What we're planning is to add <w> or <seg> elements to those partial words that break over lines and require some flag for us to combine them. (I need to investigate a little more what element works best here. I don't want to add something that requires a custom ODD rule for this (I doubt we'll need to). But I do want us to start with a fully valid workspace if we can since we need to do some ornate work--it'll help to see what we're doing as soon as we introduce a new error. Let me know what you think is best to do about these <mod> elements.

ebeshero commented 7 years ago

@raffazizzi @Rikkm A simple patch would be for me to comment out all the empty mods, so they're still there but not firing errors while we work. Is that the best thing to do?

ebeshero commented 7 years ago

@raffazizzi @Rikkm One more observation: I've only got the ODD Schematron rules applying on the files, which seems to get me a nearly clean workspace. The c58 file is perfectly green this way.)

<?xml-model href="sga_schemata/shelley_godwin_odd.rng" type="application/xml" schematypens="http://purl.oclc.org/dsdl/schematron"?>

But this is a little brittle b/c we don't have TEI constraints on right now. As soon as I apply the RelaxNG schema line or a TEI-All schema line, I see lots of validation trouble, mostly on TEI attributes. I imagine there's just some stuff to be poked at in the ODD.

Well, what matters for us right now is just to have a good workspace for collation prep. And Rikk and I will need to add one element as a flag for the collation process. I should really set a schema constraint on it, and the easiest way for me, I think, is just to write a separate little Schematron patch.

The most serious issue for us right now is clearing a path around those errors on the empty <mod> elements--what makes the most sense for us here?

raffazizzi commented 7 years ago

Sadly, because of decisions made before my time at MITH, S-GA files use a handful of non-TEI attributes (I think only on <surface>) that we can't easily get rid of because of our software pipeline. They're in their own namespace, so, while conformant, TEI_all won't validate the files.

I wonder if those empty mods are really necessary. They would be only necessary for aggregating <delSpan> or <addSpan> with another element. I'll have a look this week. @ebeshero good luck with the talk!

ebeshero commented 7 years ago

@raffazizzi thanks for taking a look...my sense was we might just want to revisit the project ODD to address the rng schema line trouble, but I didn't locate the ODD itself in the flurry of conference activity. We're on this afternoon--lots of slides to talk about! :-) (I am not talking about this stuff at all--just the general approach and issues of resolving the collation on two diff TEI encoding methods.)

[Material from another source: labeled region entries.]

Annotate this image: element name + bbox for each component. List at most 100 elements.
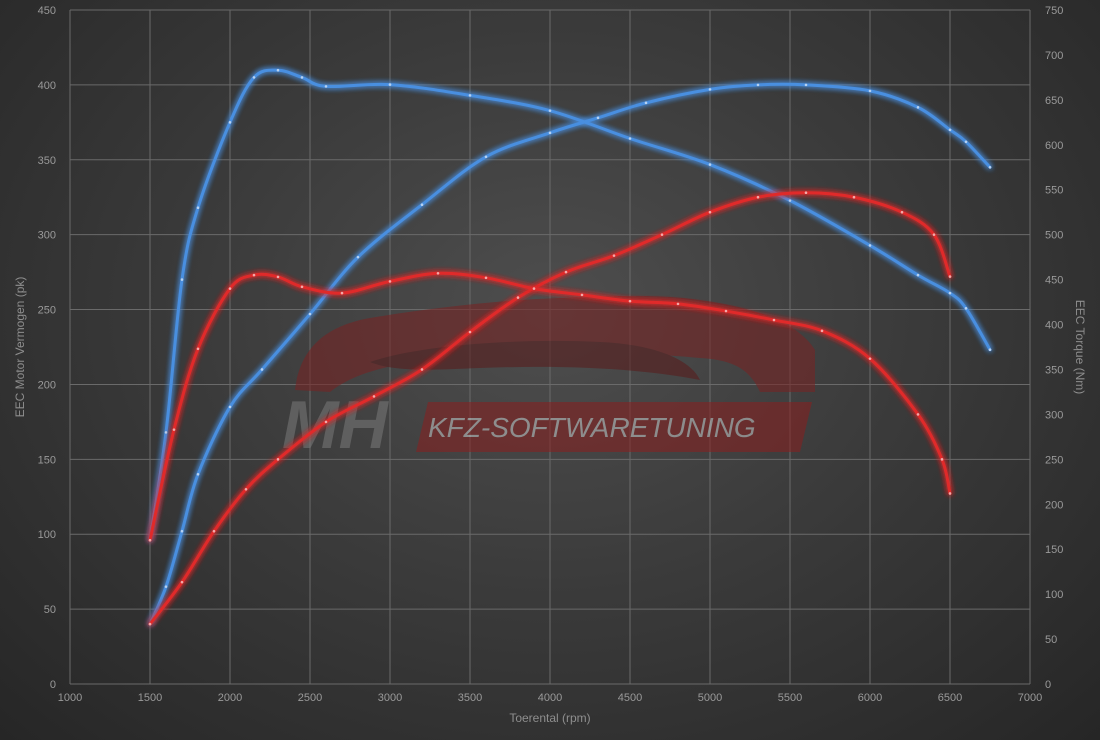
data-point — [756, 83, 760, 87]
y-right-tick-label: 250 — [1045, 454, 1063, 466]
data-point — [436, 272, 440, 275]
data-point — [388, 83, 392, 86]
data-point — [252, 273, 256, 277]
data-point — [916, 273, 920, 277]
series-line — [148, 68, 992, 542]
data-point — [276, 68, 280, 72]
data-point — [164, 585, 168, 588]
data-point — [852, 195, 856, 199]
y-left-tick-label: 200 — [38, 379, 56, 391]
data-point — [196, 473, 200, 476]
x-tick-label: 7000 — [1018, 692, 1042, 704]
data-point — [180, 278, 184, 281]
data-point — [708, 88, 712, 91]
data-point — [420, 203, 424, 207]
data-point — [612, 254, 616, 257]
data-point — [228, 405, 232, 409]
data-point — [988, 165, 992, 169]
data-point — [772, 318, 776, 322]
data-point — [868, 244, 872, 247]
x-tick-label: 1500 — [138, 692, 162, 704]
data-point — [916, 413, 920, 416]
data-point — [628, 299, 632, 303]
y-left-tick-label: 150 — [38, 454, 56, 466]
data-point — [932, 233, 936, 236]
logo-banner — [416, 402, 812, 452]
car-window-icon — [370, 340, 700, 380]
data-point — [564, 270, 568, 274]
data-point — [148, 622, 152, 626]
data-point — [260, 368, 264, 371]
data-point — [948, 128, 952, 132]
series-2 — [148, 191, 952, 626]
x-axis-label: Toerental (rpm) — [509, 711, 590, 725]
data-point — [172, 428, 176, 431]
data-point — [548, 131, 552, 135]
data-point — [596, 116, 600, 120]
series-0 — [148, 82, 992, 626]
y-right-tick-label: 100 — [1045, 589, 1063, 601]
data-point — [164, 431, 168, 434]
data-point — [180, 529, 184, 533]
data-point — [964, 307, 968, 310]
data-point — [324, 420, 328, 424]
data-point — [484, 276, 488, 280]
data-point — [868, 357, 872, 360]
series-3 — [148, 271, 952, 542]
data-point — [372, 395, 376, 398]
data-point — [516, 296, 520, 299]
data-point — [940, 458, 944, 461]
data-point — [180, 580, 184, 584]
data-point — [988, 348, 992, 351]
data-point — [548, 109, 552, 112]
grid — [69, 9, 1031, 685]
y-right-tick-label: 650 — [1045, 95, 1063, 107]
data-point — [148, 538, 152, 542]
y-right-tick-label: 450 — [1045, 275, 1063, 287]
y-right-tick-label: 600 — [1045, 140, 1063, 152]
data-point — [580, 293, 584, 297]
x-tick-label: 1000 — [58, 692, 82, 704]
data-point — [644, 101, 648, 105]
x-tick-label: 3500 — [458, 692, 482, 704]
x-tick-label: 6500 — [938, 692, 962, 704]
series-line — [148, 191, 952, 626]
y-right-tick-label: 300 — [1045, 409, 1063, 421]
logo-mh-text: MH — [282, 387, 390, 463]
data-point — [228, 287, 232, 290]
data-point — [196, 206, 200, 210]
data-point — [468, 94, 472, 97]
x-tick-label: 4000 — [538, 692, 562, 704]
y-right-tick-label: 0 — [1045, 679, 1051, 691]
data-point — [676, 302, 680, 306]
data-point — [948, 275, 952, 278]
y-left-tick-label: 0 — [50, 679, 56, 691]
data-point — [484, 155, 488, 159]
y-left-tick-label: 250 — [38, 305, 56, 317]
data-point — [228, 121, 232, 124]
x-tick-label: 6000 — [858, 692, 882, 704]
x-tick-label: 2000 — [218, 692, 242, 704]
y-left-tick-label: 400 — [38, 80, 56, 92]
data-point — [196, 347, 200, 351]
data-point — [324, 85, 328, 88]
x-tick-label: 4500 — [618, 692, 642, 704]
data-point — [948, 291, 952, 295]
data-point — [788, 199, 792, 202]
y-left-tick-label: 300 — [38, 230, 56, 242]
y-right-tick-label: 750 — [1045, 5, 1063, 17]
data-point — [252, 76, 256, 79]
data-point — [868, 89, 872, 93]
y-right-tick-label: 400 — [1045, 320, 1063, 332]
data-point — [660, 233, 664, 236]
data-point — [820, 329, 824, 333]
y-left-tick-label: 50 — [44, 604, 56, 616]
data-point — [420, 368, 424, 371]
data-point — [388, 280, 392, 283]
axes: Toerental (rpm) EEC Motor Vermogen (pk) … — [13, 5, 1087, 725]
y-right-tick-label: 700 — [1045, 50, 1063, 62]
data-point — [756, 195, 760, 199]
data-point — [532, 287, 536, 290]
y-axis-right-label: EEC Torque (Nm) — [1073, 300, 1087, 394]
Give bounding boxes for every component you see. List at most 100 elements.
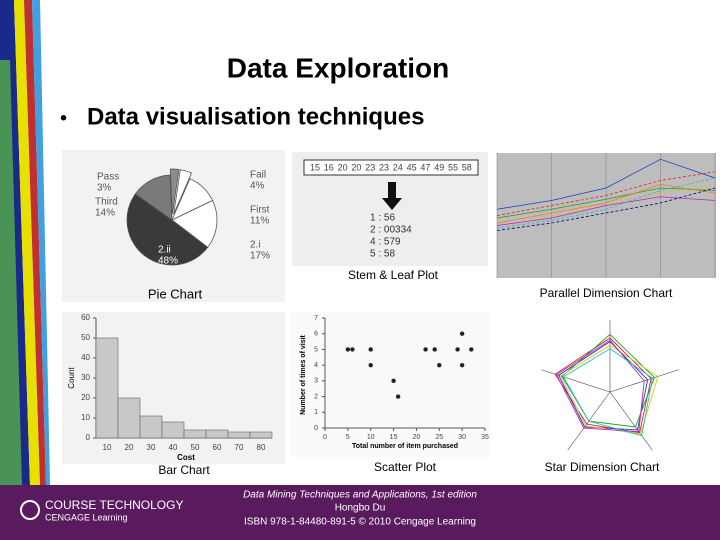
x-label: Cost <box>177 453 195 462</box>
y-label: Number of times of visit <box>300 334 307 414</box>
x-tick-label: 60 <box>213 443 222 452</box>
x-tick-label: 10 <box>367 434 375 441</box>
x-tick-label: 35 <box>481 434 489 441</box>
y-tick-label: 6 <box>314 331 318 338</box>
footer-line: ISBN 978-1-84480-891-5 © 2010 Cengage Le… <box>244 517 476 528</box>
bar <box>139 415 163 439</box>
pie-label: Fail <box>250 170 266 181</box>
stem-row: 4 : 579 <box>370 237 401 248</box>
point <box>345 347 351 352</box>
y-tick-label: 20 <box>81 393 90 402</box>
pie-value-label: 4% <box>250 181 265 192</box>
pie-label: Third <box>95 197 118 208</box>
stem-data: 23 <box>365 162 375 172</box>
y-tick-label: 7 <box>314 315 318 322</box>
y-tick-label: 40 <box>81 353 90 362</box>
x-tick-label: 15 <box>390 434 398 441</box>
stem-data: 20 <box>351 162 361 172</box>
y-tick-label: 50 <box>81 333 90 342</box>
y-tick-label: 0 <box>314 425 318 432</box>
x-tick-label: 30 <box>458 434 466 441</box>
y-tick-label: 30 <box>81 373 90 382</box>
stem-row: 2 : 00334 <box>370 225 412 236</box>
pie-value-label: 3% <box>97 183 112 194</box>
stem-data: 55 <box>448 162 458 172</box>
point <box>459 331 465 336</box>
x-tick-label: 30 <box>147 443 156 452</box>
y-tick-label: 60 <box>81 313 90 322</box>
pie-value-label: 17% <box>250 251 270 262</box>
x-tick-label: 0 <box>323 434 327 441</box>
parallel-line <box>496 177 716 229</box>
y-tick-label: 4 <box>314 362 318 369</box>
pie-label: Pass <box>97 172 119 183</box>
stem-data: 24 <box>393 162 403 172</box>
y-tick-label: 3 <box>314 378 318 385</box>
caption: Parallel Dimension Chart <box>540 286 673 300</box>
pie-label: 2.ii <box>158 245 171 256</box>
caption: Scatter Plot <box>374 460 437 474</box>
y-tick-label: 2 <box>314 393 318 400</box>
pie-label: First <box>250 205 270 216</box>
bar-panel <box>62 312 285 464</box>
parallel-line <box>496 158 716 210</box>
point <box>455 347 460 352</box>
star-line <box>558 341 649 431</box>
bar <box>227 431 251 439</box>
pie-value-label: 11% <box>250 216 269 227</box>
pie-slice <box>171 199 218 248</box>
star-axis <box>541 369 611 393</box>
x-tick-label: 10 <box>103 443 112 452</box>
star-line <box>561 333 656 428</box>
stem-row: 5 : 58 <box>370 249 395 260</box>
y-tick-label: 5 <box>314 346 318 353</box>
bullet-dot: • <box>60 107 67 129</box>
x-tick-label: 40 <box>169 443 178 452</box>
point <box>423 347 428 352</box>
data-box <box>303 159 479 176</box>
pie-slice <box>173 169 193 215</box>
bar <box>117 397 141 439</box>
star-line <box>562 348 653 437</box>
point <box>459 362 465 368</box>
pie-value-label: 48% <box>158 256 178 267</box>
parallel-line <box>496 187 716 231</box>
x-tick-label: 50 <box>191 443 200 452</box>
stem-data: 23 <box>379 162 389 172</box>
point <box>437 362 442 368</box>
bar <box>249 431 273 439</box>
stem-data: 15 <box>310 162 320 172</box>
parallel-panel <box>497 153 716 278</box>
bar <box>161 421 185 439</box>
point <box>350 347 355 352</box>
stem-data: 47 <box>420 162 430 172</box>
pie-value-label: 14% <box>95 208 115 219</box>
bar <box>205 429 229 439</box>
point <box>469 347 474 352</box>
y-tick-label: 10 <box>81 413 90 422</box>
scatter-panel <box>290 312 490 457</box>
x-tick-label: 20 <box>413 434 421 441</box>
parallel-line <box>496 183 716 224</box>
pie-slice <box>126 193 209 266</box>
pie-slice <box>169 168 180 215</box>
stem-data: 20 <box>338 162 348 172</box>
arrow <box>382 182 402 210</box>
pie-label: 2.i <box>250 240 261 251</box>
point <box>432 347 437 352</box>
bar <box>183 429 207 439</box>
y-label: Count <box>67 367 76 389</box>
x-tick-label: 25 <box>435 434 443 441</box>
bar <box>95 337 119 439</box>
x-tick-label: 70 <box>235 443 244 452</box>
y-tick-label: 0 <box>86 433 91 442</box>
stem-data: 45 <box>407 162 417 172</box>
bullet: Data visualisation techniques <box>87 103 424 130</box>
star-axis <box>609 391 653 451</box>
point <box>368 362 373 368</box>
point <box>395 394 401 399</box>
x-tick-label: 20 <box>125 443 134 452</box>
y-tick-label: 1 <box>314 409 318 416</box>
caption: Star Dimension Chart <box>545 460 660 474</box>
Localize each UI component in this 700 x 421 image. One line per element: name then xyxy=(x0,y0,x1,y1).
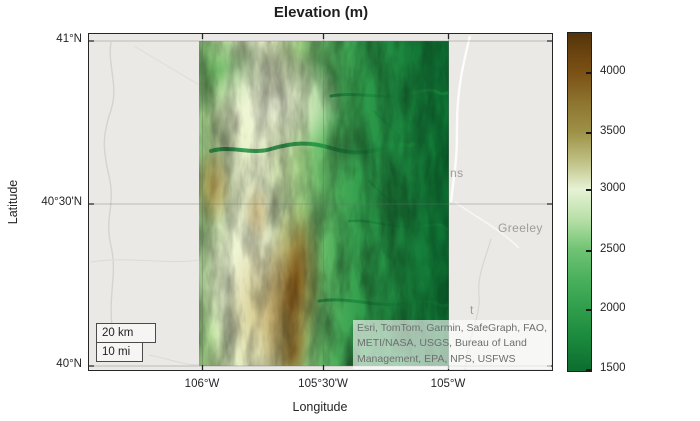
colorbar-label-1500: 1500 xyxy=(600,362,626,374)
colorbar xyxy=(567,32,592,372)
colorbar-label-3500: 3500 xyxy=(600,125,626,137)
colorbar-label-2500: 2500 xyxy=(600,243,626,255)
city-label-greeley: Greeley xyxy=(498,221,543,235)
colorbar-label-3000: 3000 xyxy=(600,182,626,194)
colorbar-tick xyxy=(586,309,591,311)
colorbar-tick xyxy=(586,250,591,252)
xtick-105-30W: 105°30'W xyxy=(298,378,348,390)
xtick-105W: 105°W xyxy=(430,378,466,390)
ytick-40N: 40°N xyxy=(56,358,82,370)
city-label-partial-ns: ns xyxy=(450,166,464,180)
colorbar-tick xyxy=(586,369,591,371)
city-label-partial-t: t xyxy=(470,303,474,317)
colorbar-tick xyxy=(586,72,591,74)
basemap-roads xyxy=(90,35,520,370)
xtick-106W: 106°W xyxy=(184,378,220,390)
attribution: Esri, TomTom, Garmin, SafeGraph, FAO, ME… xyxy=(352,319,551,369)
ytick-41N: 41°N xyxy=(56,33,82,45)
attribution-line-2: METI/NASA, USGS, Bureau of Land xyxy=(356,337,527,350)
colorbar-label-4000: 4000 xyxy=(600,65,626,77)
xaxis-label: Longitude xyxy=(292,400,348,414)
scalebar: 20 km 10 mi xyxy=(96,323,156,362)
map-canvas[interactable]: Greeley ns t xyxy=(88,33,553,371)
attribution-line-3: Management, EPA, NPS, USFWS xyxy=(356,352,516,365)
scalebar-mi: 10 mi xyxy=(96,342,143,362)
figure-title: Elevation (m) xyxy=(273,4,369,21)
attribution-line-1: Esri, TomTom, Garmin, SafeGraph, FAO, xyxy=(356,321,547,334)
colorbar-tick xyxy=(586,189,591,191)
elevation-raster xyxy=(199,41,449,366)
yaxis-label: Latitude xyxy=(6,179,20,225)
colorbar-label-2000: 2000 xyxy=(600,302,626,314)
colorbar-tick xyxy=(586,132,591,134)
scalebar-km: 20 km xyxy=(96,323,156,343)
ytick-40-30N: 40°30'N xyxy=(41,196,82,208)
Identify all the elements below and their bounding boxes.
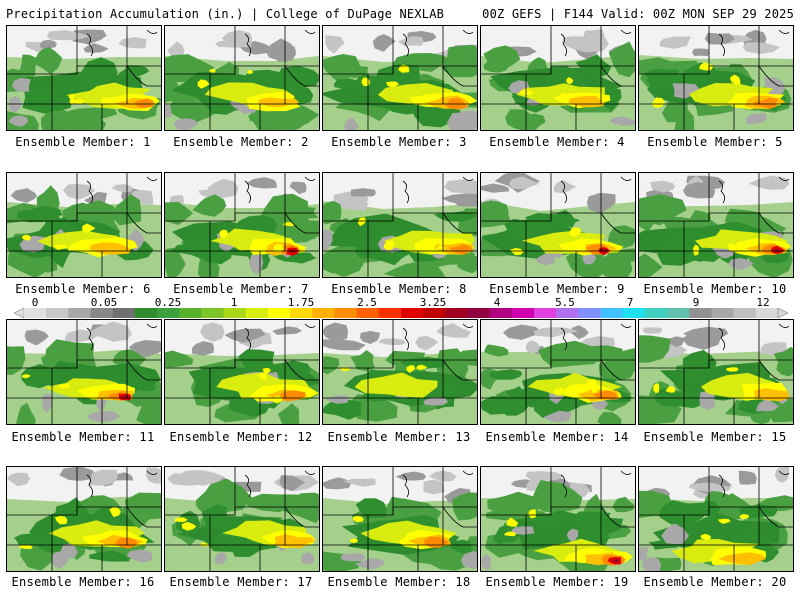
ensemble-map-15	[638, 319, 794, 425]
colorbar-tick-label: 12	[756, 296, 770, 309]
ensemble-member-label: Ensemble Member: 6	[15, 282, 151, 296]
valid-time: 00Z GEFS | F144 Valid: 00Z MON SEP 29 20…	[482, 7, 794, 21]
ensemble-map-5	[638, 25, 794, 131]
colorbar-tick-label: 7	[626, 296, 634, 309]
precip-colorbar	[14, 308, 788, 318]
ensemble-member-label: Ensemble Member: 5	[647, 135, 783, 149]
ensemble-member-label: Ensemble Member: 4	[489, 135, 625, 149]
ensemble-map-1	[6, 25, 162, 131]
ensemble-member-label: Ensemble Member: 12	[169, 430, 313, 444]
ensemble-map-19	[480, 466, 636, 572]
ensemble-map-10	[638, 172, 794, 278]
ensemble-map-16	[6, 466, 162, 572]
ensemble-map-7	[164, 172, 320, 278]
ensemble-map-11	[6, 319, 162, 425]
ensemble-member-label: Ensemble Member: 14	[485, 430, 629, 444]
ensemble-map-3	[322, 25, 478, 131]
ensemble-member-label: Ensemble Member: 2	[173, 135, 309, 149]
ensemble-member-label: Ensemble Member: 10	[643, 282, 787, 296]
ensemble-map-17	[164, 466, 320, 572]
ensemble-member-label: Ensemble Member: 7	[173, 282, 309, 296]
ensemble-map-2	[164, 25, 320, 131]
map-title: Precipitation Accumulation (in.) | Colle…	[6, 7, 445, 21]
ensemble-member-label: Ensemble Member: 9	[489, 282, 625, 296]
ensemble-member-label: Ensemble Member: 3	[331, 135, 467, 149]
page-header: Precipitation Accumulation (in.) | Colle…	[0, 0, 800, 24]
ensemble-member-label: Ensemble Member: 17	[169, 575, 313, 589]
colorbar-tick-label: 2.5	[357, 296, 377, 309]
ensemble-map-6	[6, 172, 162, 278]
ensemble-member-label: Ensemble Member: 16	[11, 575, 155, 589]
ensemble-member-label: Ensemble Member: 13	[327, 430, 471, 444]
ensemble-map-14	[480, 319, 636, 425]
colorbar-tick-label: 1.75	[287, 296, 315, 309]
ensemble-member-label: Ensemble Member: 20	[643, 575, 787, 589]
colorbar-tick-label: 3.25	[419, 296, 447, 309]
colorbar-tick-label: 0.05	[90, 296, 118, 309]
ensemble-map-4	[480, 25, 636, 131]
ensemble-map-12	[164, 319, 320, 425]
ensemble-member-label: Ensemble Member: 11	[11, 430, 155, 444]
colorbar-tick-label: 9	[692, 296, 700, 309]
ensemble-member-label: Ensemble Member: 8	[331, 282, 467, 296]
colorbar-tick-label: 0.25	[154, 296, 182, 309]
colorbar-tick-label: 1	[230, 296, 238, 309]
ensemble-member-label: Ensemble Member: 18	[327, 575, 471, 589]
ensemble-map-8	[322, 172, 478, 278]
ensemble-member-label: Ensemble Member: 15	[643, 430, 787, 444]
ensemble-map-13	[322, 319, 478, 425]
colorbar-tick-label: 5.5	[555, 296, 575, 309]
ensemble-map-18	[322, 466, 478, 572]
ensemble-map-20	[638, 466, 794, 572]
colorbar-tick-label: 0	[31, 296, 39, 309]
colorbar-tick-label: 4	[493, 296, 501, 309]
ensemble-map-9	[480, 172, 636, 278]
ensemble-member-label: Ensemble Member: 1	[15, 135, 151, 149]
ensemble-member-label: Ensemble Member: 19	[485, 575, 629, 589]
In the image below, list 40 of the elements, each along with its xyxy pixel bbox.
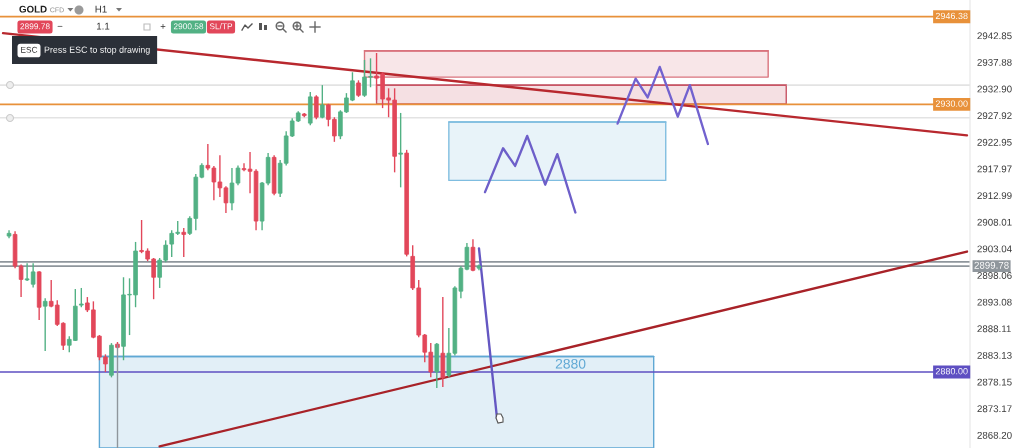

ebeshero commented 7 years ago

@raffazizzi @Rikkm I'm reading the sga ODD files now--really helpful documentation! I'm also creating in this (Pgh Frankenstein) repo new files that validate (hopefully) to SGA project specs as we work, and I'd like to add a rule or two to guide our markup of word boundaries. I'll start a new issue on that. This is basically the first stage of distinguishing the Pgh_Frankenstein working files for collation from the SGA files themselves. Ultimately we'll be creating a set of files with markup that guides collation around word tokens (so we can reliably locate word boundaries around add, delete and line markup). @Rikkm and I agreed in our late July meeting, after some intensive document analysis, that we'll really need to do this work carefully by hand (it seems the most reliable way given the complexity of the diplomatic markup). I need to make sure we have some clear schema rules in place to guide the work on our end.